Cette facétie se retrouve, à peu de chose près, et sous le même titre: Die Mæhr vom rothen Hahn (le conte du Coq rouge), dans le «pays saxon» de Transylvanie (Haltrich, nº 69).—On raconte de la même façon, dans le pays messin (Mélusine, III, p. 168), la Fiauve du Roche Pohè (le conte du Cochon rouge), et en Croatie (Krauss, I, nº 62), l'Histoire de l'Ours noir.



LXXXIV
LES DEUX PERDRIX[138]

Un curé, ayant reçu en cadeau deux perdrix, invita un certain monsieur à venir les manger avec lui. Le convive arriva pendant que le curé disait sa messe. «Que voulez-vous, monsieur?» lui demanda la servante.—«Je viens dîner avec Monsieur le Curé, qui m'a invité à manger des perdrix.—Monsieur le Curé dit sa messe. Asseyez-vous en l'attendant.» Et la servante retourna à la cuisine.

De temps en temps, elle goûtait pour voir si les perdrix étaient cuites à point; elle goûta tant et si bien que les perdrix y passèrent. Elle alla trouver le convive, qui attendait toujours. «Vous ne savez pas?» lui dit-elle, «Monsieur le Curé a une singulière habitude: quand il invite quelqu'un à dîner, il lui coupe les deux oreilles. Ecoutez, vous allez l'entendre repasser son rasoir.»

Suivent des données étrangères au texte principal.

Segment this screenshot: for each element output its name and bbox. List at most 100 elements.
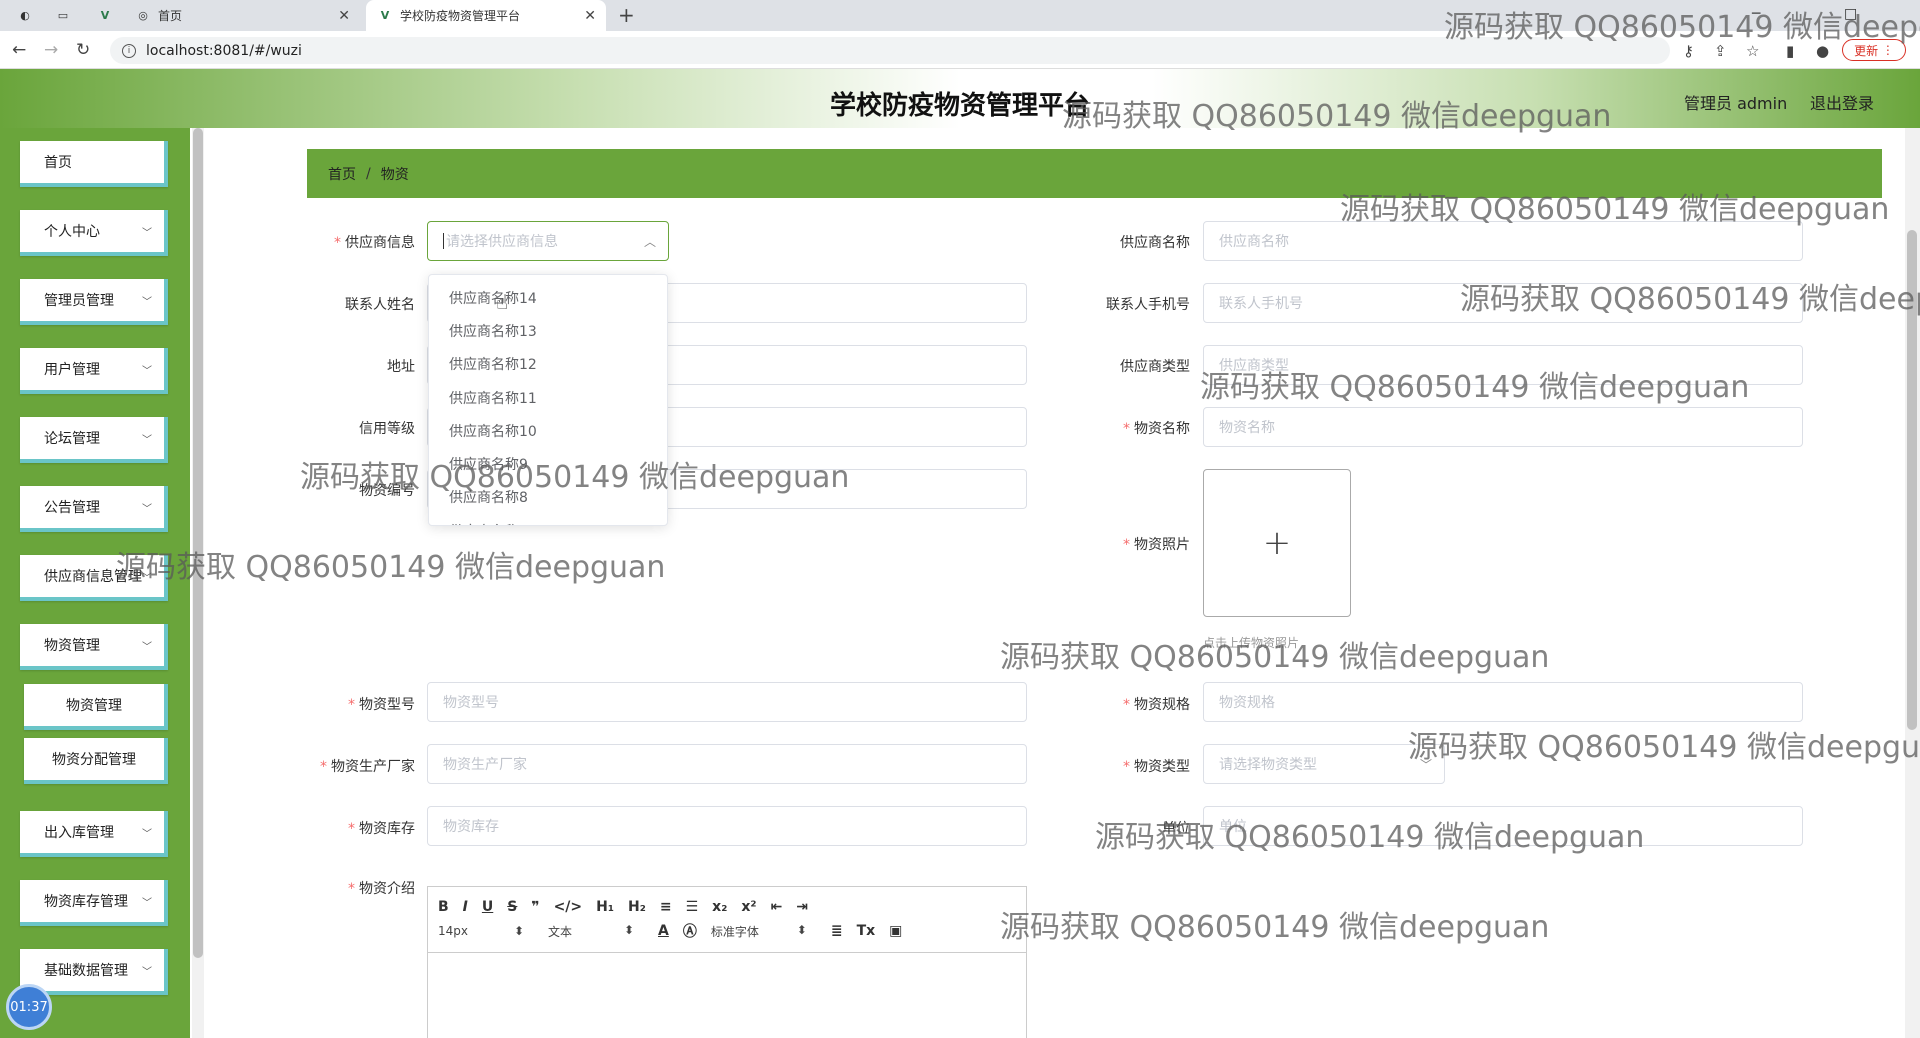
watermark: 源码获取 QQ86050149 微信deepguan bbox=[1000, 910, 1550, 945]
back-icon[interactable]: ← bbox=[12, 40, 26, 60]
page-title: 学校防疫物资管理平台 bbox=[829, 91, 1090, 121]
editor-toolbar: B I U S ❞ </> H₁ H₂ ≡ ☰ x₂ x² ⇤ ⇥ 14px ⬍ … bbox=[428, 887, 1026, 953]
blank-tab[interactable]: ▭ bbox=[56, 0, 78, 31]
font-size-select[interactable]: 14px ⬍ bbox=[438, 924, 524, 938]
wuzi-model-input[interactable]: 物资型号 bbox=[427, 682, 1027, 722]
contact-phone-input[interactable]: 联系人手机号 bbox=[1203, 283, 1803, 323]
strike-icon[interactable]: S bbox=[507, 899, 517, 915]
new-tab-icon[interactable]: + bbox=[618, 3, 635, 27]
dropdown-option[interactable]: 供应商名称9 bbox=[429, 447, 667, 480]
sidebar-item-stock[interactable]: 物资库存管理 ﹀ bbox=[20, 880, 168, 926]
plus-icon: + bbox=[1262, 523, 1292, 563]
forward-icon[interactable]: → bbox=[44, 40, 58, 60]
superscript-icon[interactable]: x² bbox=[741, 899, 756, 915]
chevron-down-icon: ﹀ bbox=[142, 641, 152, 653]
sidebar-item-admins[interactable]: 管理员管理 ﹀ bbox=[20, 279, 168, 325]
indent-icon[interactable]: ⇥ bbox=[796, 899, 808, 915]
url-input[interactable]: i localhost:8081/#/wuzi bbox=[110, 37, 1670, 64]
clear-format-icon[interactable]: Tx bbox=[857, 923, 876, 939]
dropdown-option[interactable]: 供应商名称10 bbox=[429, 414, 667, 447]
update-button[interactable]: 更新 ⋮ bbox=[1842, 39, 1906, 61]
address-bar: ← → ↻ i localhost:8081/#/wuzi ⚷ ⇪ ☆ ▮ ● … bbox=[0, 31, 1920, 69]
heading1-icon[interactable]: H₁ bbox=[596, 899, 614, 915]
supplier-name-input[interactable]: 供应商名称 bbox=[1203, 221, 1803, 261]
align-icon[interactable]: ≣ bbox=[831, 923, 843, 939]
photo-upload-button[interactable]: + bbox=[1203, 469, 1351, 617]
browser-menu-icon[interactable]: ◐ bbox=[18, 0, 40, 31]
dropdown-option[interactable]: 供应商名称14 bbox=[429, 281, 667, 314]
globe-icon: ◎ bbox=[138, 9, 148, 22]
sidebar-item-profile[interactable]: 个人中心 ﹀ bbox=[20, 210, 168, 256]
breadcrumb-home[interactable]: 首页 bbox=[328, 164, 356, 184]
wuzi-photo-label: * 物资照片 bbox=[1123, 537, 1190, 553]
sidebar-scroll-thumb[interactable] bbox=[193, 128, 203, 958]
sidebar-item-users[interactable]: 用户管理 ﹀ bbox=[20, 348, 168, 394]
logout-button[interactable]: 退出登录 bbox=[1810, 90, 1874, 114]
dropdown-option[interactable]: 供应商名称12 bbox=[429, 348, 667, 381]
key-icon[interactable]: ⚷ bbox=[1683, 42, 1694, 60]
wuzi-name-input[interactable]: 物资名称 bbox=[1203, 407, 1803, 447]
bullet-list-icon[interactable]: ☰ bbox=[686, 899, 699, 915]
chevron-down-icon: ﹀ bbox=[142, 828, 152, 840]
subscript-icon[interactable]: x₂ bbox=[712, 899, 727, 915]
sidepanel-icon[interactable]: ▮ bbox=[1786, 42, 1794, 60]
vue-tab[interactable]: V bbox=[98, 0, 120, 31]
url-text: localhost:8081/#/wuzi bbox=[146, 42, 302, 59]
unit-input[interactable]: 单位 bbox=[1203, 806, 1803, 846]
close-icon[interactable]: ✕ bbox=[338, 8, 350, 24]
maximize-icon[interactable]: □ bbox=[1844, 6, 1857, 22]
app-header: 学校防疫物资管理平台 管理员 admin 退出登录 bbox=[0, 69, 1920, 128]
star-icon[interactable]: ☆ bbox=[1746, 42, 1759, 60]
profile-icon[interactable]: ● bbox=[1816, 42, 1829, 60]
main-scroll-thumb[interactable] bbox=[1907, 230, 1917, 730]
tab-home[interactable]: ◎ 首页 ✕ bbox=[136, 0, 360, 31]
sidebar-subitem-wuzi[interactable]: 物资管理 bbox=[24, 684, 168, 730]
dropdown-option[interactable]: 供应商名称13 bbox=[429, 314, 667, 347]
sidebar-item-supplier[interactable]: 供应商信息管理 ﹀ bbox=[20, 555, 168, 601]
sidebar-subitem-allocation[interactable]: 物资分配管理 bbox=[24, 738, 168, 784]
wuzi-type-select[interactable]: 请选择物资类型 ﹀ bbox=[1203, 744, 1445, 784]
close-icon[interactable]: ✕ bbox=[584, 8, 596, 24]
supplier-type-input[interactable]: 供应商类型 bbox=[1203, 345, 1803, 385]
sidebar-item-home[interactable]: 首页 bbox=[20, 141, 168, 187]
code-icon[interactable]: </> bbox=[554, 899, 583, 915]
sidebar-item-inout[interactable]: 出入库管理 ﹀ bbox=[20, 811, 168, 857]
minimize-icon[interactable]: ─ bbox=[1752, 6, 1760, 22]
outdent-icon[interactable]: ⇤ bbox=[771, 899, 783, 915]
image-icon[interactable]: ▣ bbox=[889, 923, 902, 939]
supplier-info-label: * 供应商信息 bbox=[334, 235, 415, 251]
vue-icon: V bbox=[380, 9, 390, 22]
info-icon[interactable]: i bbox=[122, 43, 136, 58]
ordered-list-icon[interactable]: ≡ bbox=[660, 899, 672, 915]
sidebar-item-wuzi[interactable]: 物资管理 ﹀ bbox=[20, 624, 168, 670]
reload-icon[interactable]: ↻ bbox=[76, 40, 90, 60]
font-family-select[interactable]: 标准字体 ⬍ bbox=[711, 923, 807, 940]
sidebar-item-notice[interactable]: 公告管理 ﹀ bbox=[20, 486, 168, 532]
wuzi-factory-input[interactable]: 物资生产厂家 bbox=[427, 744, 1027, 784]
font-color-icon[interactable]: A bbox=[658, 923, 669, 939]
dropdown-option[interactable]: 供应商名称11 bbox=[429, 381, 667, 414]
underline-icon[interactable]: U bbox=[482, 899, 493, 915]
heading2-icon[interactable]: H₂ bbox=[628, 899, 646, 915]
quote-icon[interactable]: ❞ bbox=[531, 899, 539, 915]
italic-icon[interactable]: I bbox=[463, 899, 468, 915]
bold-icon[interactable]: B bbox=[438, 899, 449, 915]
sidebar-item-forum[interactable]: 论坛管理 ﹀ bbox=[20, 417, 168, 463]
supplier-dropdown: 供应商名称14 供应商名称13 供应商名称12 供应商名称11 供应商名称10 … bbox=[428, 274, 668, 526]
share-icon[interactable]: ⇪ bbox=[1714, 42, 1727, 60]
wuzi-model-label: * 物资型号 bbox=[348, 697, 415, 713]
text-style-select[interactable]: 文本 ⬍ bbox=[548, 923, 634, 940]
contact-name-label: 联系人姓名 bbox=[345, 297, 415, 313]
wuzi-spec-input[interactable]: 物资规格 bbox=[1203, 682, 1803, 722]
chevron-down-icon: ﹀ bbox=[142, 434, 152, 446]
tab-app[interactable]: V 学校防疫物资管理平台 ✕ bbox=[366, 0, 606, 31]
background-color-icon[interactable]: Ⓐ bbox=[683, 921, 697, 941]
watermark: 源码获取 QQ86050149 微信deepguan bbox=[1408, 730, 1920, 765]
hand-cursor-icon: ☝ bbox=[496, 290, 509, 314]
wuzi-stock-input[interactable]: 物资库存 bbox=[427, 806, 1027, 846]
rich-text-editor[interactable]: B I U S ❞ </> H₁ H₂ ≡ ☰ x₂ x² ⇤ ⇥ 14px ⬍ … bbox=[427, 886, 1027, 1038]
tab-home-label: 首页 bbox=[158, 9, 183, 23]
supplier-info-select[interactable]: 请选择供应商信息 ︿ bbox=[427, 221, 669, 261]
dropdown-option[interactable]: 供应商名称7 bbox=[429, 514, 667, 525]
dropdown-option[interactable]: 供应商名称8 bbox=[429, 481, 667, 514]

En effet, en ce moment le curé venait de rentrer; il était allé prendre son rasoir, et il était en train de le repasser pour découper les perdrix. «Sauvez-vous,» dit la servante à l'invité, qui ne se le fit pas dire deux fois.

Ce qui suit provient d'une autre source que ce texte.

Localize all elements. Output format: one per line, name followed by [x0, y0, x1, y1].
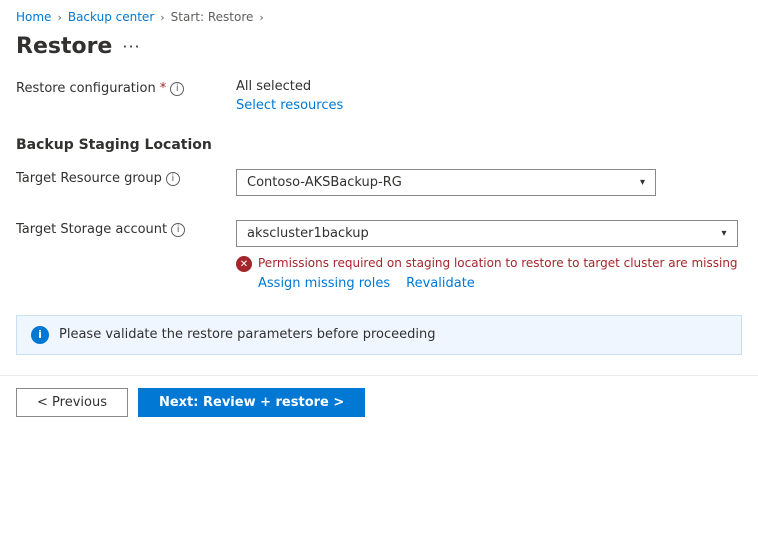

A peine était-il parti, que le curé vint voir à la cuisine si tout était prêt. «Où sont les perdrix?» demanda-t-il.—«Ah! Monsieur le Curé, c'est votre monsieur qui vient de les emporter toutes les deux. Courez après lui; vous pourrez encore le rattraper.»

Le curé sortit en criant: «Hé! monsieur, donnez-m'en au moins une!» L'homme, croyant qu'il en voulait à ses oreilles, lui dit, toujours courant: «Vous n'aurez ni l'une ni l'autre.»